‘The Magic Door’: An Attempt At Young Adult Fantasy

Movies

The fantasy genre is one of the most challenging at the cinematographic level. The apparent freedom that its premises have run the risk of entering clichés. To this is added if you want to narrate stories with your own touch, those stories that seek to mix a modern setting with another that encourages fantasy. That’s the saga that Tom Holt started with ‘The magic door’, a book published in 2003 that has now been turned into a film.

the magic door

A first installment that It came six years after the publication in England of ‘Harry Potter and the Philosopher’s Stone’ and two years after the first film adaptation of the saga created by JK Rowling arrived. With which, it is impossible not to draw similarities, especially due to certain sequences that evoke the film directed by Chris Columbus in 2001.

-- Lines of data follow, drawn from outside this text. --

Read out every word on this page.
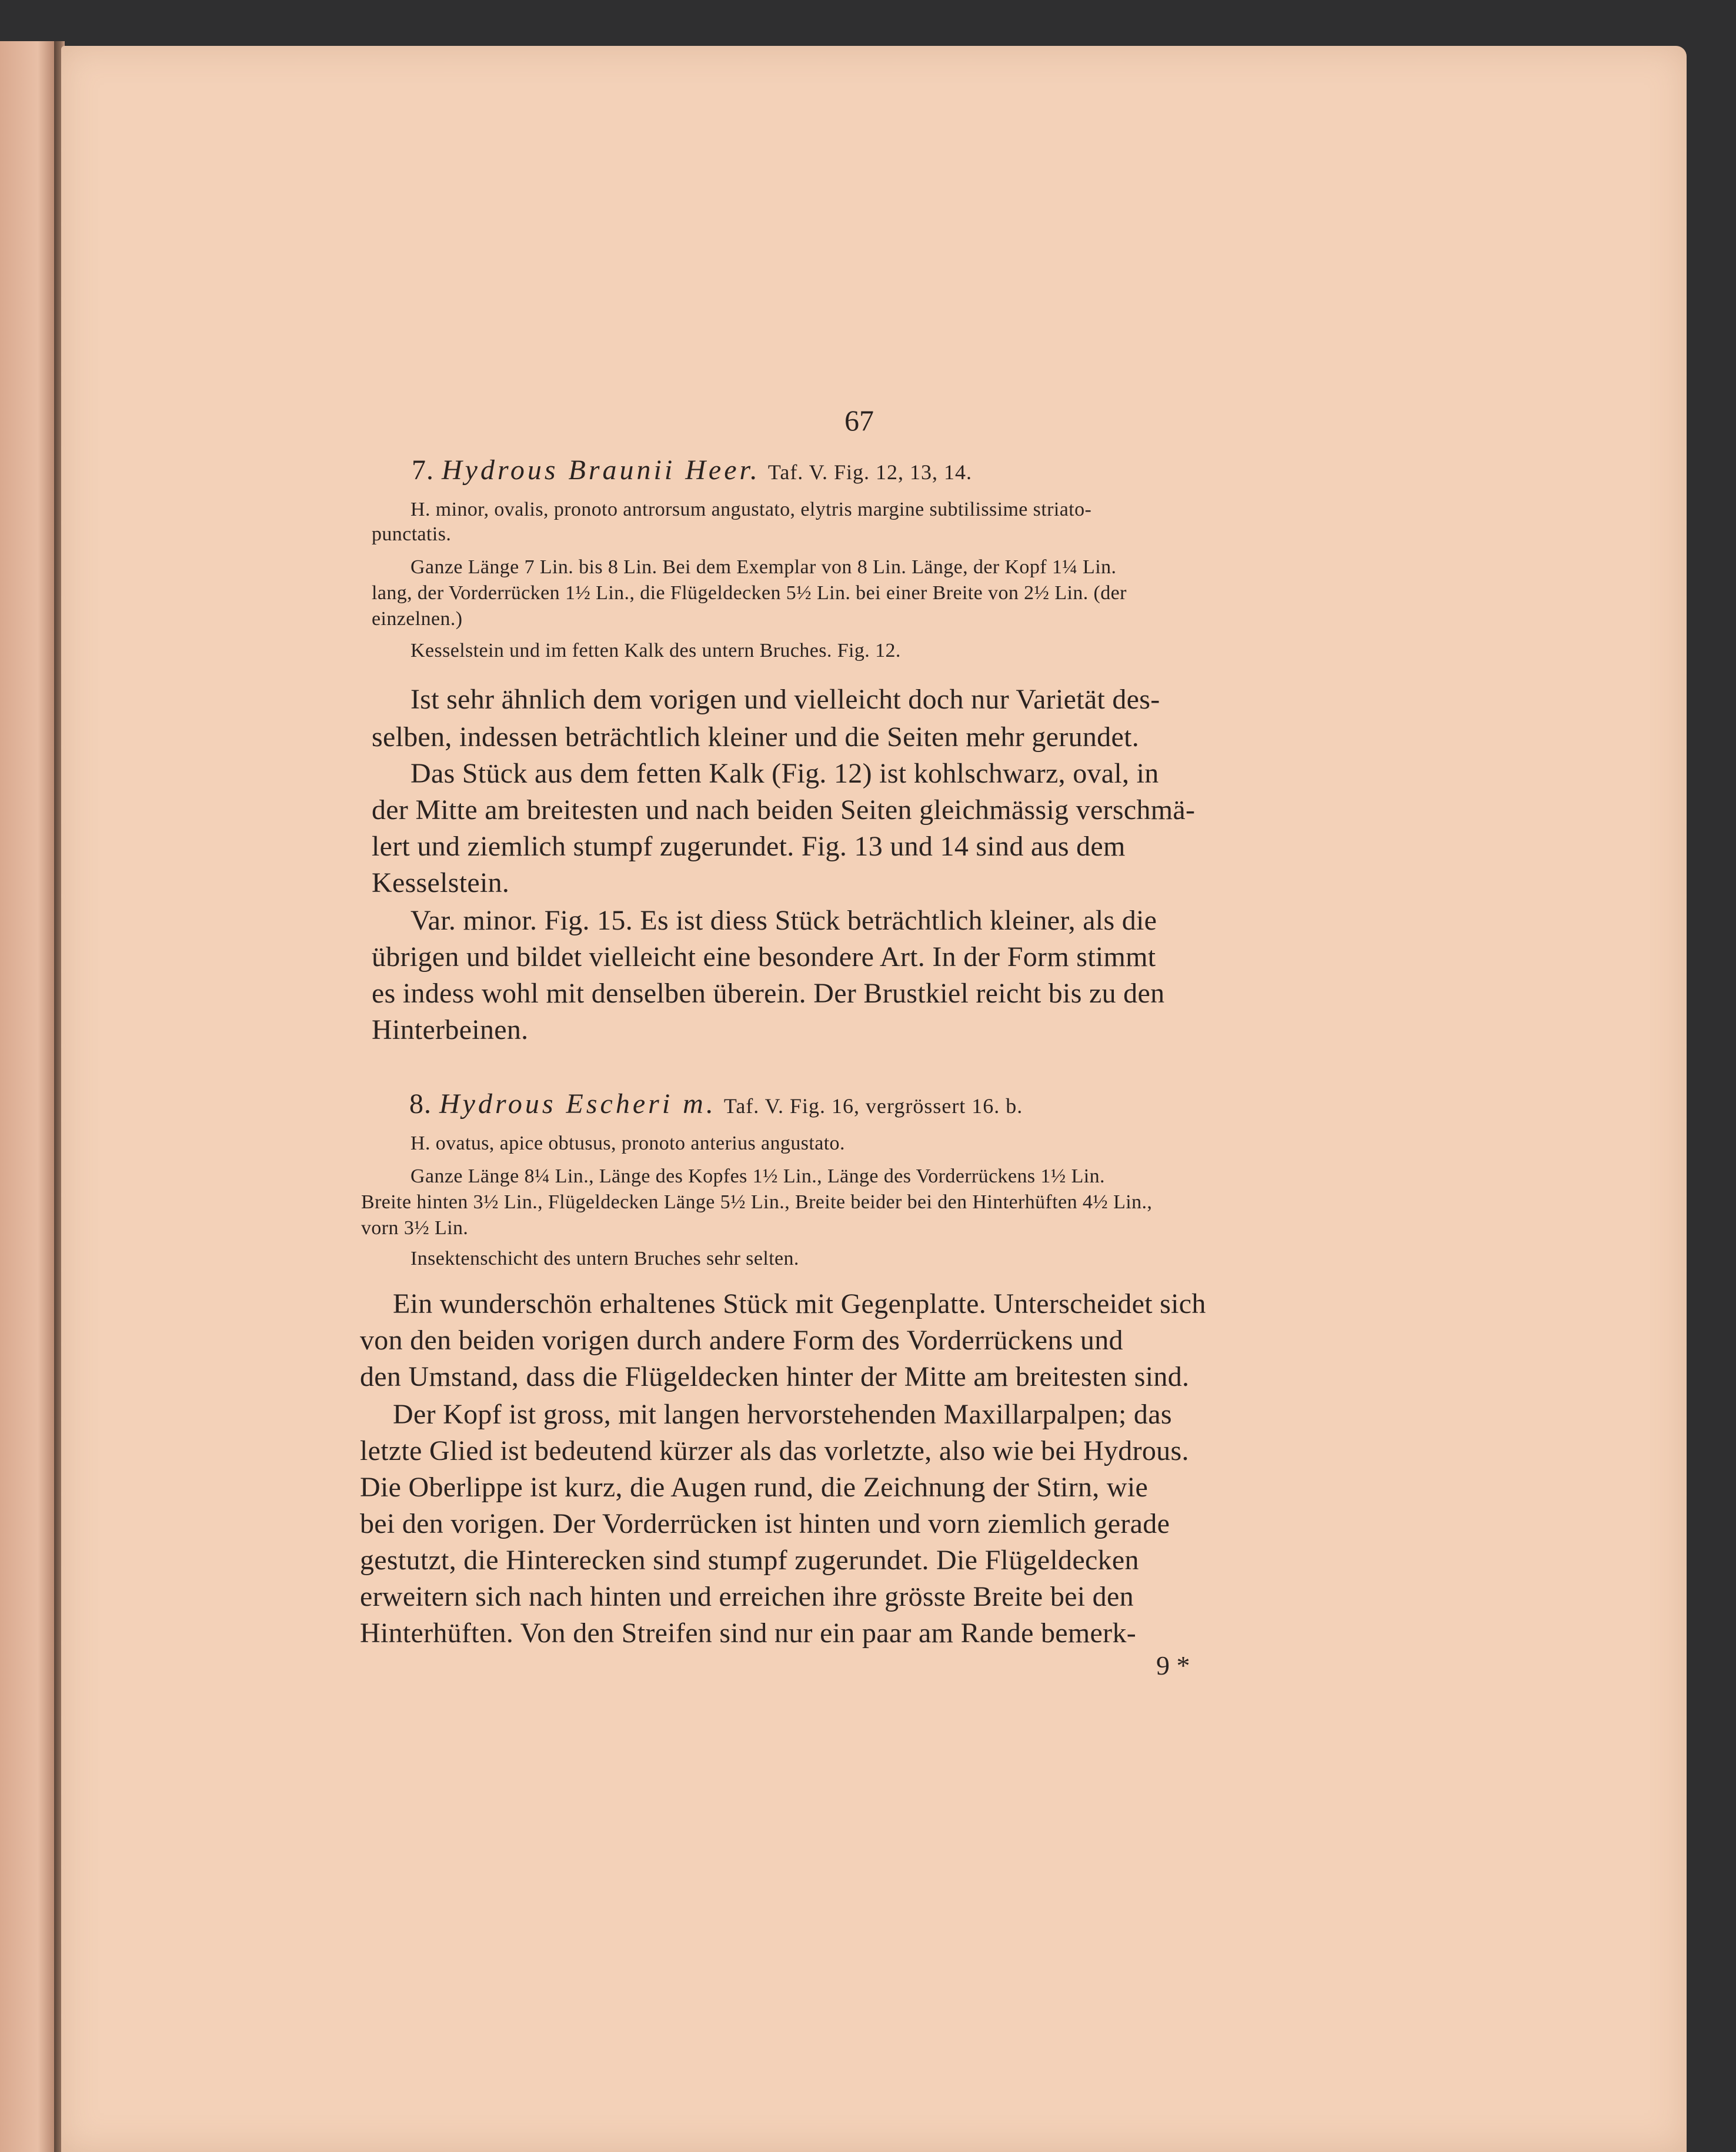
67
7. Hydrous Braunii Heer. Taf. V. Fig. 12, 13, 14.
H. minor, ovalis, pronoto antrorsum angustato, elytris margine subtilissime striato-
punctatis.
Ganze Länge 7 Lin. bis 8 Lin. Bei dem Exemplar von 8 Lin. Länge, der Kopf 1¼ Lin.
lang, der Vorderrücken 1½ Lin., die Flügeldecken 5½ Lin. bei einer Breite von 2½ Lin. (der
einzelnen.)
Kesselstein und im fetten Kalk des untern Bruches. Fig. 12.
Ist sehr ähnlich dem vorigen und vielleicht doch nur Varietät des-
selben, indessen beträchtlich kleiner und die Seiten mehr gerundet.
Das Stück aus dem fetten Kalk (Fig. 12) ist kohlschwarz, oval, in
der Mitte am breitesten und nach beiden Seiten gleichmässig verschmä-
lert und ziemlich stumpf zugerundet. Fig. 13 und 14 sind aus dem
Kesselstein.
Var. minor. Fig. 15. Es ist diess Stück beträchtlich kleiner, als die
übrigen und bildet vielleicht eine besondere Art. In der Form stimmt
es indess wohl mit denselben überein. Der Brustkiel reicht bis zu den
Hinterbeinen.
8. Hydrous Escheri m. Taf. V. Fig. 16, vergrössert 16. b.
H. ovatus, apice obtusus, pronoto anterius angustato.
Ganze Länge 8¼ Lin., Länge des Kopfes 1½ Lin., Länge des Vorderrückens 1½ Lin.
Breite hinten 3½ Lin., Flügeldecken Länge 5½ Lin., Breite beider bei den Hinterhüften 4½ Lin.,
vorn 3½ Lin.
Insektenschicht des untern Bruches sehr selten.
Ein wunderschön erhaltenes Stück mit Gegenplatte. Unterscheidet sich
von den beiden vorigen durch andere Form des Vorderrückens und
den Umstand, dass die Flügeldecken hinter der Mitte am breitesten sind.
Der Kopf ist gross, mit langen hervorstehenden Maxillarpalpen; das
letzte Glied ist bedeutend kürzer als das vorletzte, also wie bei Hydrous.
Die Oberlippe ist kurz, die Augen rund, die Zeichnung der Stirn, wie
bei den vorigen. Der Vorderrücken ist hinten und vorn ziemlich gerade
gestutzt, die Hinterecken sind stumpf zugerundet. Die Flügeldecken
erweitern sich nach hinten und erreichen ihre grösste Breite bei den
Hinterhüften. Von den Streifen sind nur ein paar am Rande bemerk-
9 *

The film is directed by the Australian Jeffrey Walker, seasoned as an actor and director of television series, who is facing his third feature film intended for theaters (although it has not gone through theaters in the United States). With significant creative ambition, the film is co-produced by The Jim Henson Company, offering the tape an eighties aesthetic that incites nostalgia, with moments that evoke ‘Cristal oscuro’ or ‘Entro del laberinto’.

the magic door

A tape that stays in no man’s land

And, perhaps, in This attempt to have that dark approach typical of eighties cinema, causes its premise to be in an abstract terrain. Its protagonists and intentions are more appropriate for an adult audience, but the tone is more designed for family cinema. It is as if the script, written by Leon Ford, was looking for a kind of magical, adventure and fantasy cinema but without counting on the family audience.

Yes, that was ‘The Lord of the Rings’, but it is more than evident that the ambitions of ‘The Magic Gate’ are much less. What’s more, as has been commented before, being more related to ‘Harry Potter’ or, even to ‘The Chronicles of Narnia’, makes That search for fantasy for adults but with a family tone causes the proposal to stay in no man’s land.

Despite having high-class secondary characters and villains, with actors of the stature of Sam Neill or Christoph Waltz, ‘The Magic Door’ doesn’t know exactly who it wants to address. This confusion causes him to stay in no man’s land.

5

The best: Bet on a different story of adventures and fantasy.

Worst: He doesn’t know how to find his tone, is he family, for adults? That indecision causes the tape to stay in no man’s land.